6 Şubat 4.17 depreminde evi yıkıldı, canını zor kurtarabildi.
Traktörleri, tarım makineleri, tohumdan ilaca bulundurduğu deposu, hasat ettiği ürünler enkazından altında kaldı.
Mevsimlik tarım işçileri Nurdağı’nı terk etti.
Depremde su kuyusu yön değiş artık su yok. Su taşıyan beton arklar kırıldı. Sulama sistemi yerle bir oldu.
İlçesinde gübre, ilaç, tohum bayisi kalmadı.
Bu durumda Fatih Cihan’a veya benzer durumdaki üreticileri klasik destekleme modeliyle ayağa kaldırabilmek mümkün mü?
Değil.
Peki ne yapılmalı?
Mevcutta uygulanan ekipman hibe programında yüzde 50 hibe oranı daha da yükseltilmeli. Deprem bölgesindeki üreticilerin başvuruları bürokrasi azaltılarak hızla olumlu sonuçlandırılmalı.

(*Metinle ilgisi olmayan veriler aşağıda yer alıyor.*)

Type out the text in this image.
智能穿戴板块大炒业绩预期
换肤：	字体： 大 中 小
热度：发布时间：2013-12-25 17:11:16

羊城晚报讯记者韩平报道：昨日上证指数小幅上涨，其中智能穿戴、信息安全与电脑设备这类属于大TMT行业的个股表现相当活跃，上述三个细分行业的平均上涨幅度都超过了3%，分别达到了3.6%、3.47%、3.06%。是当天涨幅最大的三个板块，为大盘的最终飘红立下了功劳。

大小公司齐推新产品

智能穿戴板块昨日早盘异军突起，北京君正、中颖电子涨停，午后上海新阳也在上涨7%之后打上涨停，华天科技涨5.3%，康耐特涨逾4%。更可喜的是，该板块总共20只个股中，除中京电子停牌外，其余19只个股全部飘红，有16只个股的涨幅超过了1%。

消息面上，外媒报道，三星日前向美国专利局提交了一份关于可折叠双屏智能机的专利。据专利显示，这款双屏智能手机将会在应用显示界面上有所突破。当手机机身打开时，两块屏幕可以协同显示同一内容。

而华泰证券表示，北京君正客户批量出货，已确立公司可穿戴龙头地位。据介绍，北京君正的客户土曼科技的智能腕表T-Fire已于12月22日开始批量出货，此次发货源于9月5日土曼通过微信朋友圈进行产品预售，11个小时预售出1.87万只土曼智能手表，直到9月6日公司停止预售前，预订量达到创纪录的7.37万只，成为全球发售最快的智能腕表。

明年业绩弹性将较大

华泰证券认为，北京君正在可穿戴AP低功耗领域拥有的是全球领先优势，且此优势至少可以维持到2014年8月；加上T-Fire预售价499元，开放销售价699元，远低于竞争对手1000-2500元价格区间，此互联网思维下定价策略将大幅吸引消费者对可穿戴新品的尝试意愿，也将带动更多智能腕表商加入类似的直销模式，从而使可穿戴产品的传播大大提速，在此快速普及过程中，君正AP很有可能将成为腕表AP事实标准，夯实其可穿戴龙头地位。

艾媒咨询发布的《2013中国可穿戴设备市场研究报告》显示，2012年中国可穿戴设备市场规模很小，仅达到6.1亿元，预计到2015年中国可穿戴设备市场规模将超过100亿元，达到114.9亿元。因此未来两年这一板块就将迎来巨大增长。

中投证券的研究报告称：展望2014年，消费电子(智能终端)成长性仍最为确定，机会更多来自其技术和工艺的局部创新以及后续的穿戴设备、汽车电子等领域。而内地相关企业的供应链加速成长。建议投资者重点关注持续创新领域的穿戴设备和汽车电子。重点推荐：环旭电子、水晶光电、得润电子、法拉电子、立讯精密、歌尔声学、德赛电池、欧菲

Yerli ve yabancı traktörlerde KDV ve diğer tüm vergiler kaldırılmalı. Ziraat Bankası, traktörde marka, model, emisyon kategorisi gözetmeden en az 7 yıl vadeli düşük faizli finansman sağlamalı.
Basınçlı sulama sistemi yaşanacak kuraklıkla daha önemli hale geldi. Bu çerçevede ihtiyaç duyulan sistemin sübvanse edilecek faiziyle finansmanı minimum 10 yıllık vadeyle üreticiye ulaştırılmalı.

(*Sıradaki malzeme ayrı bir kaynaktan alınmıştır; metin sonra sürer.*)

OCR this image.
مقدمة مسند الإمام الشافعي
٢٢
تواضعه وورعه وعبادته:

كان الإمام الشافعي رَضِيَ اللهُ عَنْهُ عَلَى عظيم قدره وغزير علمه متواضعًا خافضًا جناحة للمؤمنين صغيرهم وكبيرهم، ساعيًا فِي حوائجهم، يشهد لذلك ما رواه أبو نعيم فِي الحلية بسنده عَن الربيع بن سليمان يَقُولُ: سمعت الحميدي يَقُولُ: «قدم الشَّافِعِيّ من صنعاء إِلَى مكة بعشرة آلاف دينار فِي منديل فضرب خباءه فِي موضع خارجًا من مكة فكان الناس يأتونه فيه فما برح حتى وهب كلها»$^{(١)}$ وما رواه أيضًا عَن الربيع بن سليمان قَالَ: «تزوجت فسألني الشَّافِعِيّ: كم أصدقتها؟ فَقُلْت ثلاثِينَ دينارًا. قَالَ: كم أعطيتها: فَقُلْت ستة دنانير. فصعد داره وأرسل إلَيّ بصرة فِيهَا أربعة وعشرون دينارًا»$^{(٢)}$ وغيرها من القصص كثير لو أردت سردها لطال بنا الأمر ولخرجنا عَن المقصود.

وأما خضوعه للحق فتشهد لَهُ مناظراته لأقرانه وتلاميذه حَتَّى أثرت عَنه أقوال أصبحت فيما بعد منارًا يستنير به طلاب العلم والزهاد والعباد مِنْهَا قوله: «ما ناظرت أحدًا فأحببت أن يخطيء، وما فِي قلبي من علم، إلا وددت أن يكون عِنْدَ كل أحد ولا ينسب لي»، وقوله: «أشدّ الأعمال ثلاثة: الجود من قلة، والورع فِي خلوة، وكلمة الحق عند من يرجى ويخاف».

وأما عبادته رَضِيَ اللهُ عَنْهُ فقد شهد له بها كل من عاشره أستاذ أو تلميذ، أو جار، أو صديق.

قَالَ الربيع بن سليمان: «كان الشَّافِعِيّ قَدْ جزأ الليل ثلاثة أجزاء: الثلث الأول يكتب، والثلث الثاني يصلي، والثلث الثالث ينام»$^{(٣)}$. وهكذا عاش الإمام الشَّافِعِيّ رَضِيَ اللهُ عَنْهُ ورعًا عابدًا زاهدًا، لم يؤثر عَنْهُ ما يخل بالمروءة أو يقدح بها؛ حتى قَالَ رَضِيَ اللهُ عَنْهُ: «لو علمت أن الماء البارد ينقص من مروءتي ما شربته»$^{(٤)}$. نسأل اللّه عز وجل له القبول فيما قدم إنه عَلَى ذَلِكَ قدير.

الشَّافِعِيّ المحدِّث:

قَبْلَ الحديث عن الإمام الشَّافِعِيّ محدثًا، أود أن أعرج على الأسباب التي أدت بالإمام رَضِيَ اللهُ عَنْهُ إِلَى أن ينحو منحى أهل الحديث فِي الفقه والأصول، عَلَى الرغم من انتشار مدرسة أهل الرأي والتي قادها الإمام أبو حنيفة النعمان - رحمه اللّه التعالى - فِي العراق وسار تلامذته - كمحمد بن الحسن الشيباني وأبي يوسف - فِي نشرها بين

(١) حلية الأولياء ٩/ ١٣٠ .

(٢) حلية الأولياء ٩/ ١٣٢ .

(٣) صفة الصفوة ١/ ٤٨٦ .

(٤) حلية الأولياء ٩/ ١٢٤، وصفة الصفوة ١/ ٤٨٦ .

Mazot, yem, tohum, gübre ve ilaçta Tarım Kredi Kooperatifi ve Ziraat Bankası kredi desteği artırılmalı, kamunun bu alanlardaki hibe desteği artırılmalı.

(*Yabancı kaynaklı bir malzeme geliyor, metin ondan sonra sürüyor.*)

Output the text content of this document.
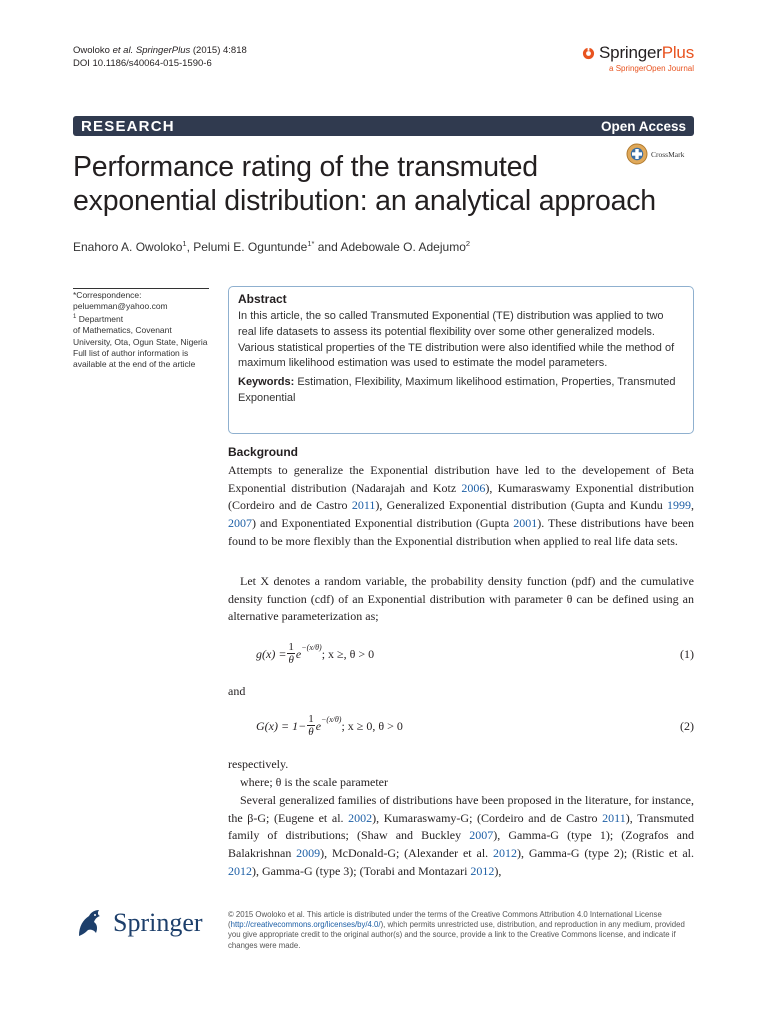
Owoloko et al. SpringerPlus (2015) 4:818
DOI 10.1186/s40064-015-1590-6
SpringerPlus
a SpringerOpen Journal
RESEARCH	Open Access
CrossMark
Performance rating of the transmuted
exponential distribution: an analytical approach
Enahoro A. Owoloko$^1$, Pelumi E. Oguntunde$^{1*}$ and Adebowale O. Adejumo$^2$
*Correspondence:
peluemman@yahoo.com
$^1$ Department
of Mathematics, Covenant University, Ota, Ogun State, Nigeria
Full list of author information is available at the end of the article
Abstract
In this article, the so called Transmuted Exponential (TE) distribution was applied to two real life datasets to assess its potential flexibility over some other generalized models. Various statistical properties of the TE distribution were also identified while the method of maximum likelihood estimation was used to estimate the model parameters.
Keywords: Estimation, Flexibility, Maximum likelihood estimation, Properties, Transmuted Exponential
Background

Attempts to generalize the Exponential distribution have led to the developement of Beta Exponential distribution (Nadarajah and Kotz 2006), Kumaraswamy Exponential distribution (Cordeiro and de Castro 2011), Generalized Exponential distribution (Gupta and Kundu 1999, 2007) and Exponentiated Exponential distribution (Gupta 2001). These distributions have been found to be more flexibly than the Exponential distribution when applied to real life data sets.

Let X denotes a random variable, the probability density function (pdf) and the cumulative density function (cdf) of an Exponential distribution with parameter θ can be defined using an alternative parameterization as;

$g(x) = \frac{1}{\theta}$ e −(x/θ) ; x ≥, θ > 0	(1)

and

$G(x) = 1- \frac{1}{\theta}$ e −(x/θ) ; x ≥ 0, θ > 0	(2)

respectively.

where; θ is the scale parameter

Several generalized families of distributions have been proposed in the literature, for instance, the β-G; (Eugene et al. 2002), Kumaraswamy-G; (Cordeiro and de Castro 2011), Transmuted family of distributions; (Shaw and Buckley 2007), Gamma-G (type 1); (Zografos and Balakrishnan 2009), McDonald-G; (Alexander et al. 2012), Gamma-G (type 2); (Ristic et al. 2012), Gamma-G (type 3); (Torabi and Montazari 2012),

Springer	© 2015 Owoloko et al. This article is distributed under the terms of the Creative Commons Attribution 4.0 International License (http://creativecommons.org/licenses/by/4.0/), which permits unrestricted use, distribution, and reproduction in any medium, provided you give appropriate credit to the original author(s) and the source, provide a link to the Creative Commons license, and indicate if changes were made.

Afetten zarar görenlere bu desteklerin verilmemesi durumunda bölgede tarım kendi imkanlarıyla ayağa kalkabilir mi?
Mümkün değil.
11 kentte binlerce tarım işletmesi ekonomi yönetiminden daha hızlı, klasik desteklemenin ötesinde yardım bekliyor.
Kuraklığın gıda güvenliğinde yeni sorunlar yaşatacağı konuşulan bir dönemde depremzede çiftçiyi üretiyor hale getiremeyen Türkiye daha büyük bir sıkıntı yaşamak istemiyorsa radikal adım atmalı.
Ama vakit kaybetmeden.
Zira toprak, ne ekim ne hasat tarihini değiştirebiliyor.